Pavel Begunkov <asml.silence@xxxxxxxxx> · Tue, 15 Aug 2023 23:50:40 +0100

On 8/15/23 22:45, Jens Axboe wrote:
On 8/15/23 11:45 AM, Pavel Begunkov wrote:
On 8/11/23 18:12, Jens Axboe wrote:
io_uring currently uses percpu refcounts for the ring reference. This
works fine, but exiting a ring requires an RCU grace period to lapse
and this slows down ring exit quite a lot.

Add a basic per-cpu counter for our references instead, and use that.
This is in preparation for doing a sync wait on on any request (notably
file) references on ring exit. As we're going to be waiting on ctx refs
going away as well with that, the RCU grace period wait becomes a
noticeable slowdown.

How does it work?

- What prevents io_ring_ref_maybe_done() from miscalculating and either
1) firing while there are refs or
2) not triggering when we put down all refs?
E.g. percpu_ref relies on atomic counting after switching from
percpu mode.

I'm open to critique of it, do you have any specific worries? The
counters are per-cpu, and whenever the REF_DEAD_BIT is set, we sum on
that drop.

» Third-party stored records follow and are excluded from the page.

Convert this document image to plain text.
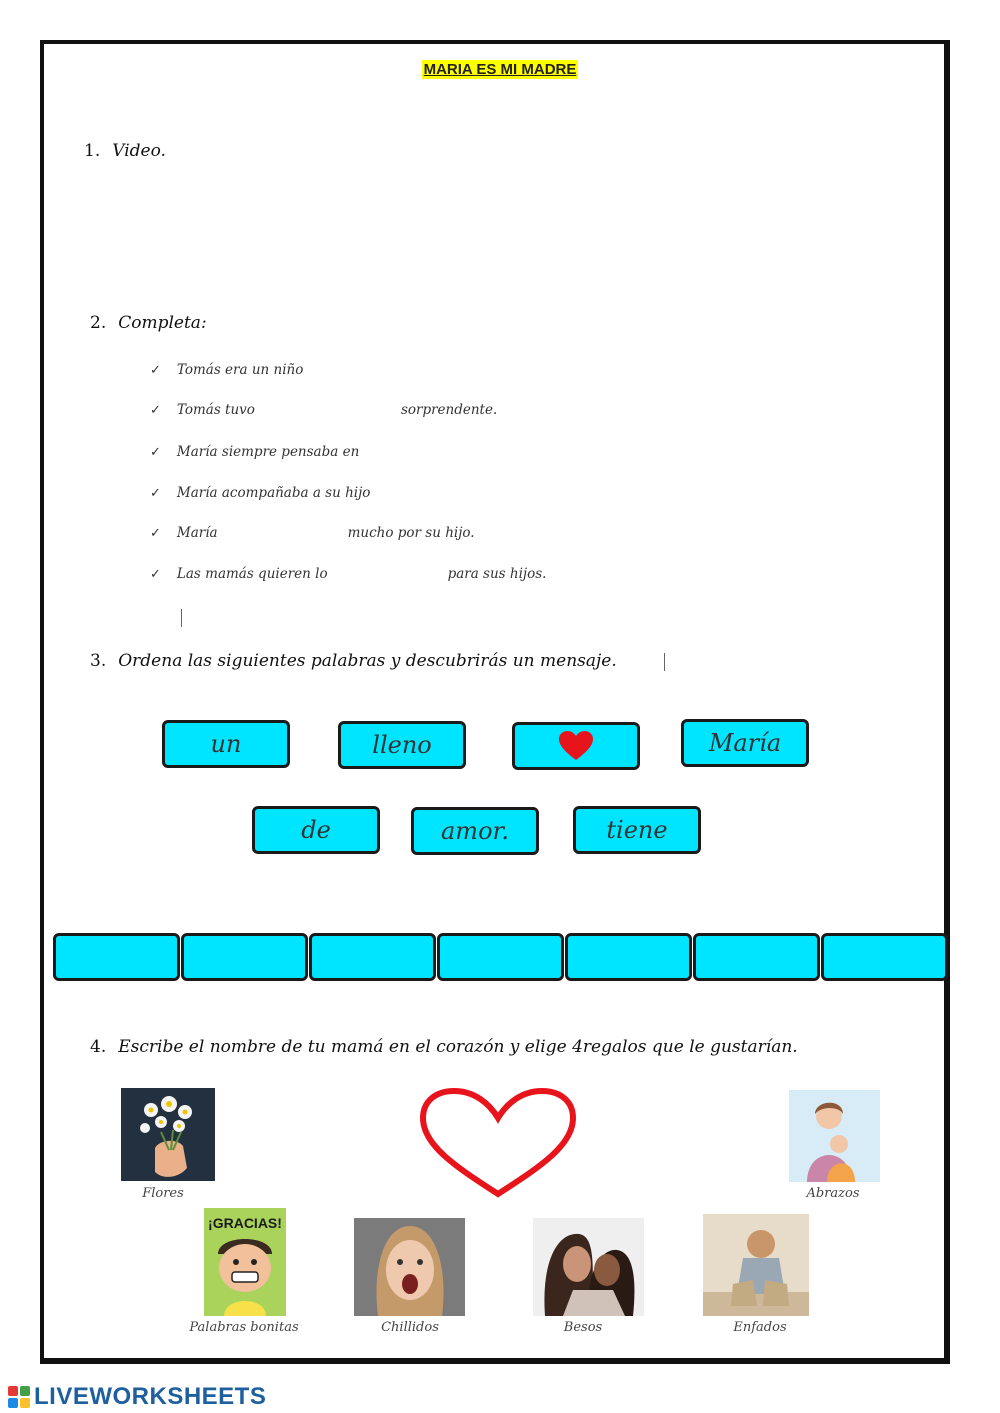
MARIA ES MI MADRE
1. Video.
2. Completa:
✓ Tomás era un niño
✓ Tomás tuvo	sorprendente.
✓ María siempre pensaba en
✓ María acompañaba a su hijo
✓ María	mucho por su hijo.
✓ Las mamás quieren lo	para sus hijos.
3. Ordena las siguientes palabras y descubrirás un mensaje.
un	lleno	María
de	amor.	tiene
4. Escribe el nombre de tu mamá en el corazón y elige 4regalos que le gustarían.
Flores	Abrazos
¡GRACIAS!
Palabras bonitas	Chillidos	Besos	Enfados
LIVEWORKSHEETS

We should not be grabbing references post that, and any drop

Well, my worry is concurrent modifications and CPU caches

CPU0                  |   CPU1
queue tw // task 1    |
                      | close(ring_fd); // task 2
                      | exit_work() -> kill_refs();
execute tw            |
  handle_tw_list()    |
    get_ref()         |

Sounds like this will try to grab a ref after REF_DEAD_BIT

will just sum the counters.

CPU0 (io-wq)               | CPU1
                           | exit_work() -> kill
io_req_complete_post()     | cancel request
  put_ref()                |   put_ref()

This one seems possible as well. Then let's say those 2
refs we're putting are the last. They both dec, but count
it to 1 because of caches => never frees the ring

I also think, if we combine these 2 scenarios, we get
concurrent put and get, which might result in UAF

- What contexts it can be used from? Task context only? I'll argue we
want to use it in [soft]irq for likes of *task_work_add().

We don't manipulate ctx refs from non-task context right now, or from
hard/soft IRQ. On the task_work side, the request already has a
reference to the ctx. Not sure why you'd want to add more. In any case,
I prefer not to deal with hypotheticals, just the code we have now.

which is not enough to protect it, see [1]. Yes, I optimised it
later with [2] (which is a bit ugly and confusing), but it's not
a hypothetical.

[1] commit 9ffa13ff78a0a55df968a72d6f0ebffccee5c9f4
    io_uring: pin context while queueing deferred tw
[2] commit d73a572df24661851465c821d33c03e70e4b68e5
    io_uring: optimize local tw add ctx pinning

--
Pavel Begunkov